Depression is something most people play off as someone being sad or whatever. But they've obviously never seen a really sever case of depression. With some people it gets SO bad they go into a state of psychosis and start hearing and seeing things. They become almost schitzophrenic because of the depression being so bad. I had a friend who's depression embodied it's self so to speak. It at least made it's self a seperate voice and told her to do things, and how horrible of a person she was and how everyone else must be thinking these horrible things about her. I have another who suffers terribly from post-partum depression which is a different subject but along the same time. Her depression surfaces as uncontroled unreasonible anger. she never knows at what but she gets irritated beyond repair and frustrated to the point of breaking. I myself suffer from depression. Not nearly as bad as the things i've listed here. But i was diagnosed when I was eleven and incapible of leading the psychologist to the conclusion I wanted him to get at (Like I seem to do now when I see them.) so I know it's a very real thing. And not just because I myself claim this problem.

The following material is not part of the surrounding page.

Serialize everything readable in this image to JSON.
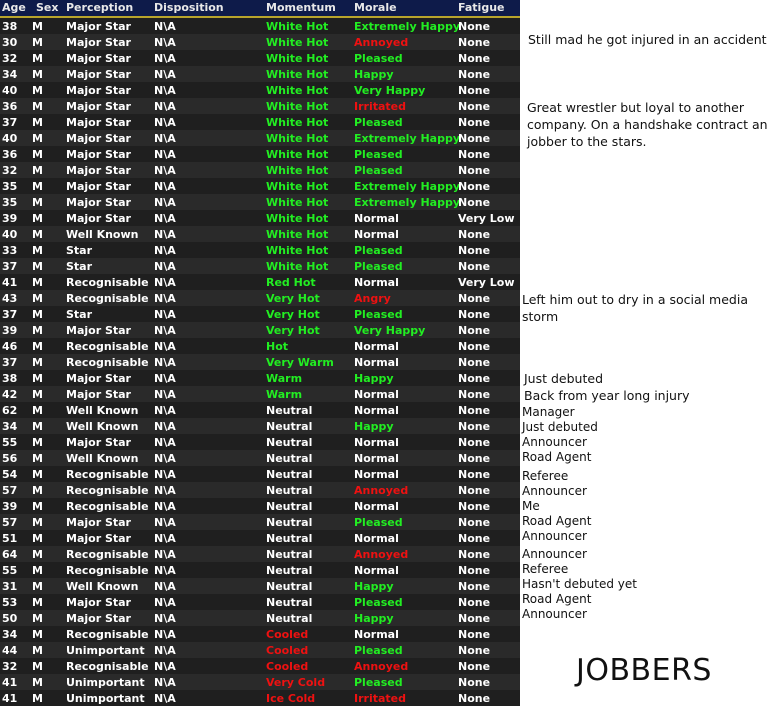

On the other hand, despite my taking medication for said problems on ocassion, I don't believe in their sucess. I've nevver found one that works the way they tell you it should. I've never felt "normal" or even okay. I just end up feeling sedated, apathetic or trapped in some cases. And with some of the meds they have horrible side effects starting with the headachs. When I went off paxil, my blood pressure went through the roof. I had cold shakes, nausea and chills even thuogh I was sweating like a fat girl in leather in the middle of summer! I felt like a drug addict getting off junk. Without the Hallucinations...
Oh...and this is my 150th post. Wooooo *does a little party dance.*
Thanks for reading my six am no sleep rambling thoughts on depression. It's a subject I take very personally.